Öğretideki bu görüşlerin ışığında somut olaya bakıldığında; katılanın iddiası, sanıkların kaçamaklı anlatımları ve tanık beyanlarına göre; sanıklar, içlerinden Ufuk’un babasına ait kamyonla nakliyecilik yapmaktadırlar. Katılan, kaplıcada tanıştığı sanıklarla, bir depoda bulunan 5 ton miktarındaki patatesi Bursa’nın Muradiye semtinden Dikkaldırım semtine nakletmek üzere anlaşmış ve bu anlaşma uyarınca depodaki patatesler kamyona yüklendikten sonra, katılanda yanlarında olduğu halde Dikkaldırım istikametine hareket etmişlerdir. Muradiye’de rampa çıktıkları sırada kamyonun arızalanması üzerine, kamyon tamirciye çekilmiş, ertesi günü katılan yanlarında olmadığı halde sanıklar, tamir edilen kamyonla birlikte patatesleri katılanın haberi olmadan Antalya’ya götürüp, perakende olarak satmışlar, yaklaşık bir ay sonra katılanın şikayeti ve göstermesi üzerine Afyon ilinde polis tarafından yakalanmışlardır. Olayın, mahkemece de kabul edilen bu oluş seyri dışında, suça konu patateslerin yüklendiği kamyonun arızalanarak tamirciye bırakılması aşamasına kadar sanıkların, katılandan çıkar sağlamak amacıyla, patatesleri nakletmek hususunda anlaşmaya razı etmek için katılana karşı kandırıcı nitelikte hile ve desise sayılabilecek söz ve davranışlarda bulunduklarına ilişkin dosyada kanıt mevcut değildir. Bu da, olayda dolandırıcılık suçunun maddi ögesinin oluşmadığını, sanıkların, katılan ile aralarındaki nakliye anlaşması ve kamyonun arızalanması nedeniyle siyanetlerine terk ve tevdi edilen patatesleri ertesi günü ve katılanın da evinde olmasından yararlanarak, bir başka ile götürüp satmak suretiyle sonradan oluşan bir kasıtla hırsızlık suçunu işlediklerini göstermektedir.

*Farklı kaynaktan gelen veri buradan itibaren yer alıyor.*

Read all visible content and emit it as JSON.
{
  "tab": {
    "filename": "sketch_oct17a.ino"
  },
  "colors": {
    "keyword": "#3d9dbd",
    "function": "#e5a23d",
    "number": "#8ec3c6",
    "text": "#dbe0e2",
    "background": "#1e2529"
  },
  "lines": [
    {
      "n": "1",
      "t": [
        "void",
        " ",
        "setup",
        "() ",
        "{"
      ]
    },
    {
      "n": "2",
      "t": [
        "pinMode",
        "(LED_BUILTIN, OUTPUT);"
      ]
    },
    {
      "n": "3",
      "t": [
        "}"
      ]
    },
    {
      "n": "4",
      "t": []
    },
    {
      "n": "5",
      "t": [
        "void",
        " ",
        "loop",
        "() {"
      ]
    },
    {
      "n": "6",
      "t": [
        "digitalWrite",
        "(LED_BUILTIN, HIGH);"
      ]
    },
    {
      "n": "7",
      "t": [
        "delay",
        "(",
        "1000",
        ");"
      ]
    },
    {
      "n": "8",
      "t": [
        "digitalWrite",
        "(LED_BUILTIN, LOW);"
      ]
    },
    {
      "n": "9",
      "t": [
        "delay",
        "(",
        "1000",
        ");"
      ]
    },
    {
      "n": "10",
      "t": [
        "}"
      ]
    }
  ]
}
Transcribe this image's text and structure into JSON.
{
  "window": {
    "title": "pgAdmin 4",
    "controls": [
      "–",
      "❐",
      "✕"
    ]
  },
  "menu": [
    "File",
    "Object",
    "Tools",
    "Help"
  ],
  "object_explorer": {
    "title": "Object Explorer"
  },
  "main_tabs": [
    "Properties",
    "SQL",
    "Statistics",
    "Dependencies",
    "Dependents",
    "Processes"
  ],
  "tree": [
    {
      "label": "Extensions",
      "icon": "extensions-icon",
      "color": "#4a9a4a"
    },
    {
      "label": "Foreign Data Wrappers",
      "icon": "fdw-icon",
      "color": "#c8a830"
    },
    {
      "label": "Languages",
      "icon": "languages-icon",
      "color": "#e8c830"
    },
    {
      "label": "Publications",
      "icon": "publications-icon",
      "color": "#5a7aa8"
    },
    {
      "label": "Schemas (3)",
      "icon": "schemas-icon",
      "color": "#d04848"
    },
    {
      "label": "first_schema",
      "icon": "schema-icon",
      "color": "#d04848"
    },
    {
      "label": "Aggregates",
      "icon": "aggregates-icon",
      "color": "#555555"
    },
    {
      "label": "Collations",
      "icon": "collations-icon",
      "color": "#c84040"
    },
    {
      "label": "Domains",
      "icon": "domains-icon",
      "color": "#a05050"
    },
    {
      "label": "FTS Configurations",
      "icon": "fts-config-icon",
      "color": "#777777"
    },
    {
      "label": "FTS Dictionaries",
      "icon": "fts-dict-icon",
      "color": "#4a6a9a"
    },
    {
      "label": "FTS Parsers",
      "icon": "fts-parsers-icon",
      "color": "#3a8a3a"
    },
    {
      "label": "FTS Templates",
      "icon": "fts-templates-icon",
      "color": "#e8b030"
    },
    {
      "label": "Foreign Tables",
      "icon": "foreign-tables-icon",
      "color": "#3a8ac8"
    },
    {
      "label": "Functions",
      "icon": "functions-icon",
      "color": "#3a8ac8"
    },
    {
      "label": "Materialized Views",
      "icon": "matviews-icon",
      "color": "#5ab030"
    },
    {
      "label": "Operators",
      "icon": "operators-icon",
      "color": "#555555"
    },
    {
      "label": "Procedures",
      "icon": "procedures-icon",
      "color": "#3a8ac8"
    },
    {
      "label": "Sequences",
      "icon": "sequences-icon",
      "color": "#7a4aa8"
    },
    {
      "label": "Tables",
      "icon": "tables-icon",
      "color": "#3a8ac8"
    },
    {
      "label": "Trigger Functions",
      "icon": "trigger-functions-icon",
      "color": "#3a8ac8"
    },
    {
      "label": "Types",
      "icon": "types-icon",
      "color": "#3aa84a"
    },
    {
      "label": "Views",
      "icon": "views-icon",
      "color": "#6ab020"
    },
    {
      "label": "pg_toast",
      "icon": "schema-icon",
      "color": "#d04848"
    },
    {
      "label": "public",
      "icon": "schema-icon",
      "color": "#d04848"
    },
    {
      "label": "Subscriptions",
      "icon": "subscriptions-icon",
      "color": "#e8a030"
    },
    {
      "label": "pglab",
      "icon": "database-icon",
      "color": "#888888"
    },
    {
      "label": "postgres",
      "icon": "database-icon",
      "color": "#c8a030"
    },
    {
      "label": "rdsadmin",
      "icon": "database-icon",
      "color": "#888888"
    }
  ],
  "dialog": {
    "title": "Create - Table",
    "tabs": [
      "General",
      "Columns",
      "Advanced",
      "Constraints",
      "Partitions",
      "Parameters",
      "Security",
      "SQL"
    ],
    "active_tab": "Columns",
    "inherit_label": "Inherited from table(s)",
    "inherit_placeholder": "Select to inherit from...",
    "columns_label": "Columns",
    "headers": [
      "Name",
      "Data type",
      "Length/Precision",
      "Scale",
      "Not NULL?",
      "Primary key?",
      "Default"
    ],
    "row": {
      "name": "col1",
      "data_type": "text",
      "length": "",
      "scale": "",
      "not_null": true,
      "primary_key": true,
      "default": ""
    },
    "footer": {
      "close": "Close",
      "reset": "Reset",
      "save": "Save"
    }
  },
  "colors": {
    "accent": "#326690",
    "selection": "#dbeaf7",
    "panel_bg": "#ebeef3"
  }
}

Bu itibarla; Özel Dairenin suç vasfına ilişkin bozması isabetli olup, Yerel Mahkeme direnme hükmünün bozulmasına karar verilmelidir.
Sonuç : Açıklanan nedenlerle, Yerel Mahkeme direnme hükmünün istem gibi (BOZULMASINA), 05/10/1999 günü oybirliği ile karar verildi.